Anyone have one? I am buying one this week in 22-250 and I just wanna know any experiences with these guns? what kind of groups? Basically how do you like the rifle?

I love model 70's so I am sure I will love this one too.

Sent from my SM-G900W8 using Tapatalk


----------



## whitetailgeek (Mar 11, 2015)

I am getting it for 850 canadian. I am not lookin for a budget gun like the axis, ruger american or cheaper savage 11's. I was lookin at a M10 savage pred but they only had it in 204 and I want a 22-250.

Sent from my SM-G900W8 using Tapatalk


----------



## whitetailgeek (Mar 11, 2015)

Thanks...yeah I am on tapatalk not sure how to fill it in on my cell hehe.

Nothing wrong with the "affordable" guns. I had a savage 111, m10 sierra, marlin xs7...etc I just wanted to buy a higher end rifle that will be a shooter in any condition and doesn't need any modification.

I love the classics ????

Sent from my SM-G900W8 using Tapatalk


----------



## whitetailgeek (Mar 11, 2015)

I owned one and I didnt care for all the plastic. The stock, Trigger guard, bolt shroud and magazine.

the tikka was a great gun but was never especially accurate.

I have a sako bavarian its a real pretty gun but not for yotes.

Sent from my SM-G900W8 using Tapatalk


----------



## whitetailgeek (Mar 11, 2015)

Ruger 77 or no 1, kimber and cooper are more my taste. I would also like to try out a Nosler rifle just for kicks.

Sent from my SM-G900W8 using Tapatalk


----------



## Rick Howard (Feb 25, 2012)

Well... my old man has been shooting his Winchester model 70 for 50+ years. He does not shoot often.

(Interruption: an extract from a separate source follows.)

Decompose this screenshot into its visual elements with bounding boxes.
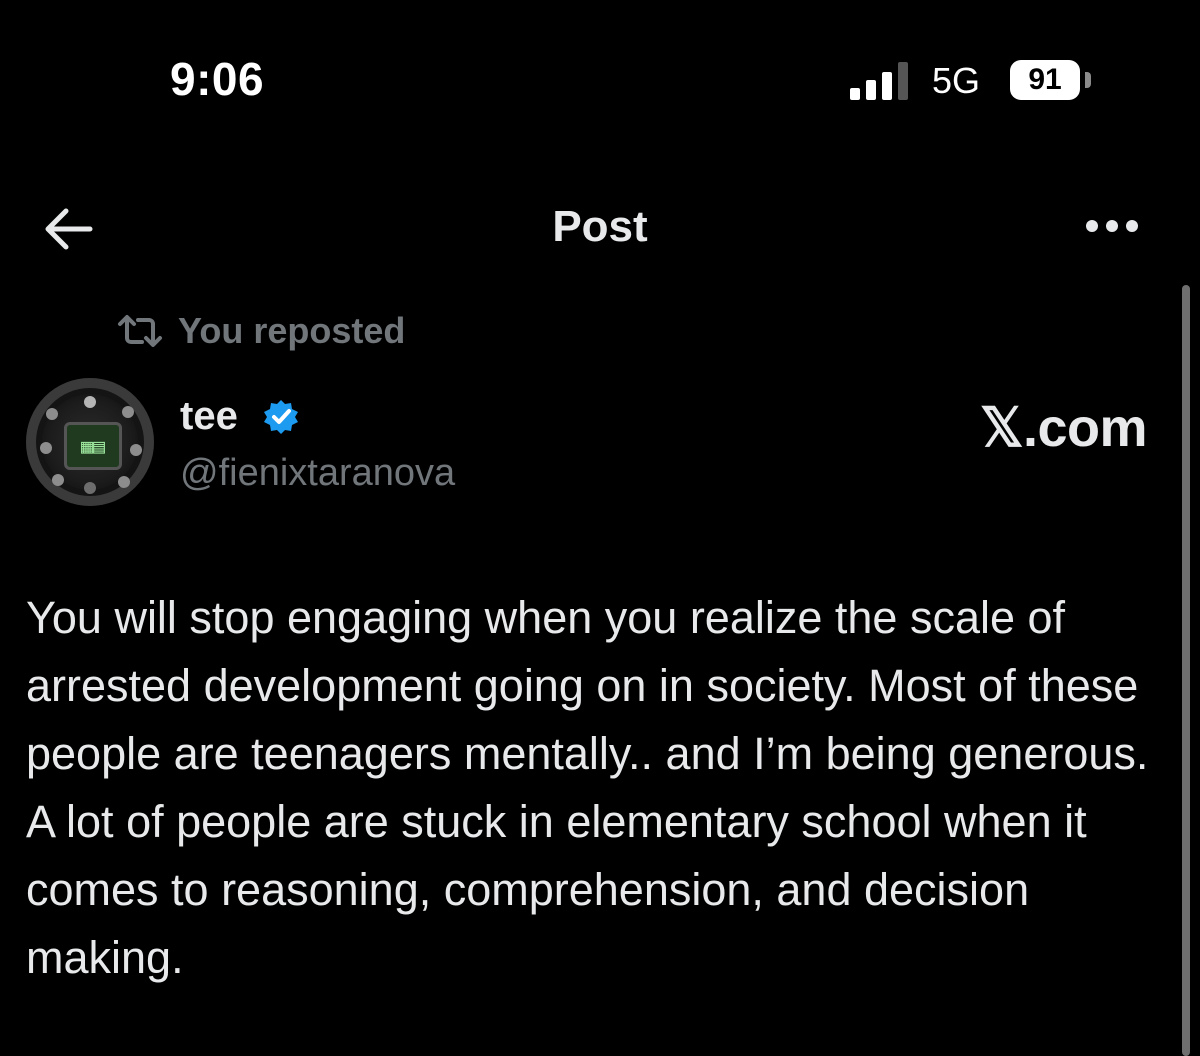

One shot to check before deer season. Then fills his tags. Then back into the safe for a year. Shoots good for him each year. Ammo prices are not a concern for pops lol. I think it takes him 2 seasons to shoot a box....


----------



## prairiewolf (Feb 19, 2012)

I once saw a list of the top 10 guns to own, cant remember where, lol

Winchester Mod 70 was the #1 rifle to own !! Of course I am older than dirt, so things could have changed in time.


----------



## youngdon (Mar 10, 2010)

Due to Hathcock's use of a Model 70 in Vietnam I would think that many people wanted one thinking it would make them a world class marksman.

Don't discount your age Ed, you have gathered a lot of knowledge since Moby Dick was a sardine.


----------



## Rick Howard (Feb 25, 2012)

Ohhhhhhhhhhhahahoooooo

:lurk:


----------



## hassell (Feb 9, 2010)

Think I'll leave that one alone.


----------



## dwtrees (Mar 5, 2012)

youngdon said:


> Due to Hathcock's use of a Model 70 in Vietnam I would think that many people wanted one thinking it would make them a world class marksman.
> 
> Don't discount your age Ed, you have gathered a lot of knowledge since Moby Dick was a sardine.


 :roflmao: :roflmao: :roflmao: :roflmao:


----------



## youngdon (Mar 10, 2010)

There's no knife..... Ed knows how old he is.. Truth be told I aint that far behind him. Over the last few years I've come to the conclusion that he's lived a pretty big life.


----------